Chest Pain

Is a heavy feeling, a sense of pressure in the chest a sign of heart problems?

Yes, women are more likely than men to experience angina as their first symptom of heart disease. Angina is a sensation of heaviness, pressure or tightness in the chest, deep to the breastbone. It lasts from two to ten minutes and in women may be felt more strongly in the area just below the breastbone, where the ribs meet. It can also feel like a burning or gassy sensation. Angina pain can move across the chest into the shoulders and arm (usually the left), and into the back, neck or jaw.

Heart disease is of major concern to women, although its importance is often underemphasized. It is one of the most common health problems for post-menopausal women (accounting for over 50% of deaths in postmenopausal women), and the number one killer of women in the U.S. Because so much of the research that has been done on heart disease has focused on men, the risks for women have often been left unexplored.
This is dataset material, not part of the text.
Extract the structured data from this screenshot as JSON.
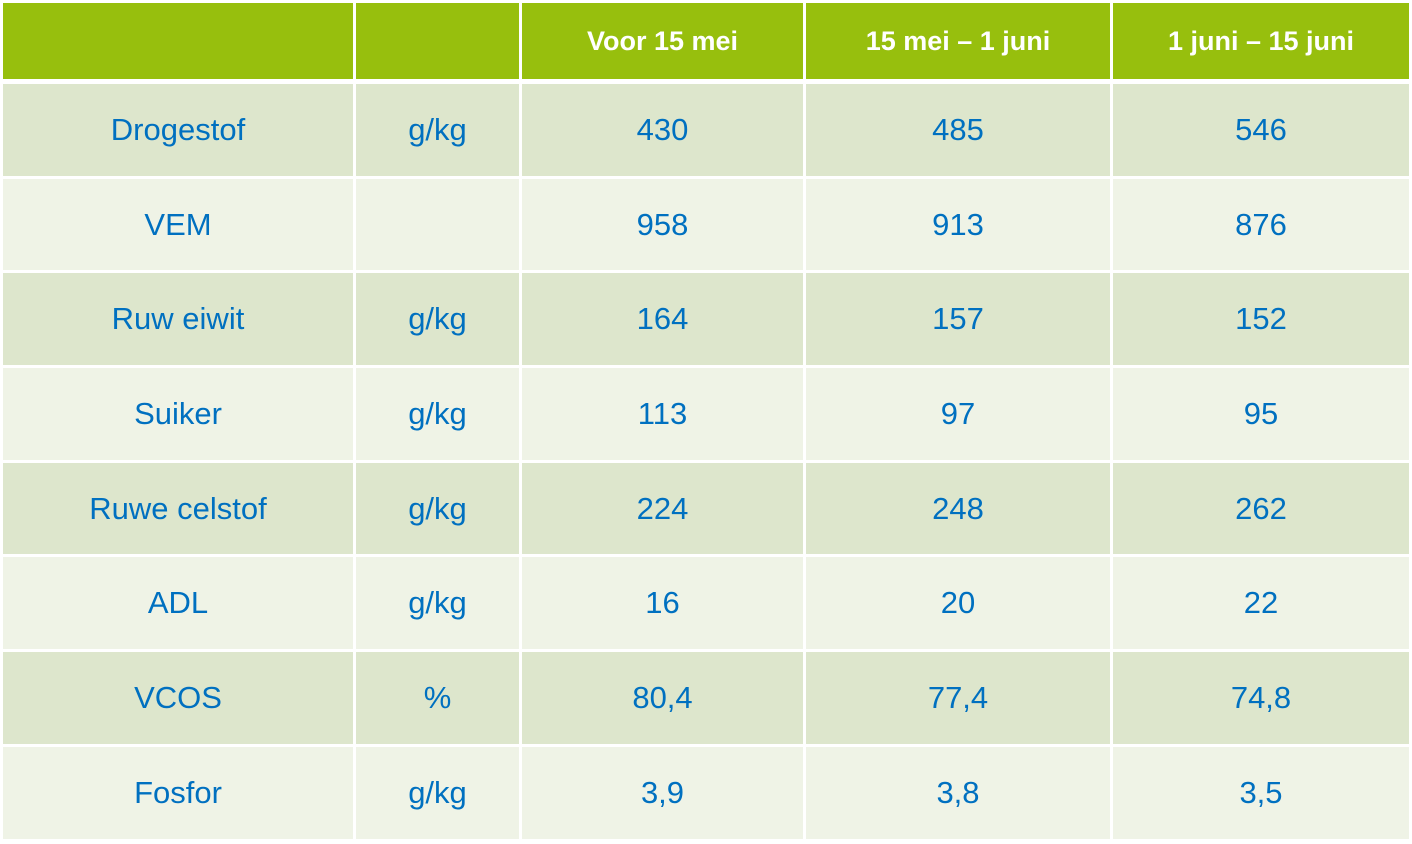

Risk factors and complications differ for women and men.

Risk factors for women include: menopause, high blood pressure, smoking, high cholesterol, diabetes, and obesity. Women who have gone through menopause have decreased levels of estrogen production, while estrogen has been shown to lower the risk of heart disease. For this reason, many women without a history of breast cancer choose hormone replacement therapy, weighing its benefits over its potential risks. Hormone replacement therapy has been reported to lower stroke incidence by 50%, while lowering risk of cardiovascular disease by as much as 40-50%. For women with a history of breast cancer hormone replacement therapy may not be a choice. For these women it is essential that they manage their risk for heart disease by closely monitoring the other known risk factors.
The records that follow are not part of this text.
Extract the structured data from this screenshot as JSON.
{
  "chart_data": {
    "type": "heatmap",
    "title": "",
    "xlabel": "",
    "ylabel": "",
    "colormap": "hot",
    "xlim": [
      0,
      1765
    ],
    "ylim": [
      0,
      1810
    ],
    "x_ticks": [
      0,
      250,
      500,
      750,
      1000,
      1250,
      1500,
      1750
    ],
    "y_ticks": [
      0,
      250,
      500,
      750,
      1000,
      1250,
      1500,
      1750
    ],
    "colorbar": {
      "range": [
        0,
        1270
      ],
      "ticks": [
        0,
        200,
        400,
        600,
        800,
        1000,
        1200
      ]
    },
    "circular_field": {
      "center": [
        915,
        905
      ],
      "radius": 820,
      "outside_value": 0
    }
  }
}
Blood pressure also rises with age and reaches higher levels than those appearing in men.. Smoking is known to bring on menopause more quickly, and have an antiestrogenic effect on women. Again, this undermines the protective qualities of estrogen in regards to heart disease. Women who are smokers and are on oral contraceptives greatly increase their risk for heart disease. Furthermore, women who are diabetics are more likely to suffer from obesity which presents additional risk.

Women are not only at risk for heart disease for different reasons than men, they also show a different set of symptoms. As I mentioned above, women are more likely to have angina be their first symptom. Other symptoms are: breathlessness, chronic fatigue, dizziness, edema (swelling of the ankles or lower legs), fluttering heartbeats, and gastric upset or nausea. But women not only show heart disease differently, they also are far more likely to have complications associated with a heart attack, such as shock or heart failure. And they are more likely to die at the time of the heart attack. African-American women have an even higher death rate.

Women are more likely to have more heart attacks, more likely to die of a heart attack, and more likely to have recurrent chest pains than their male counterparts.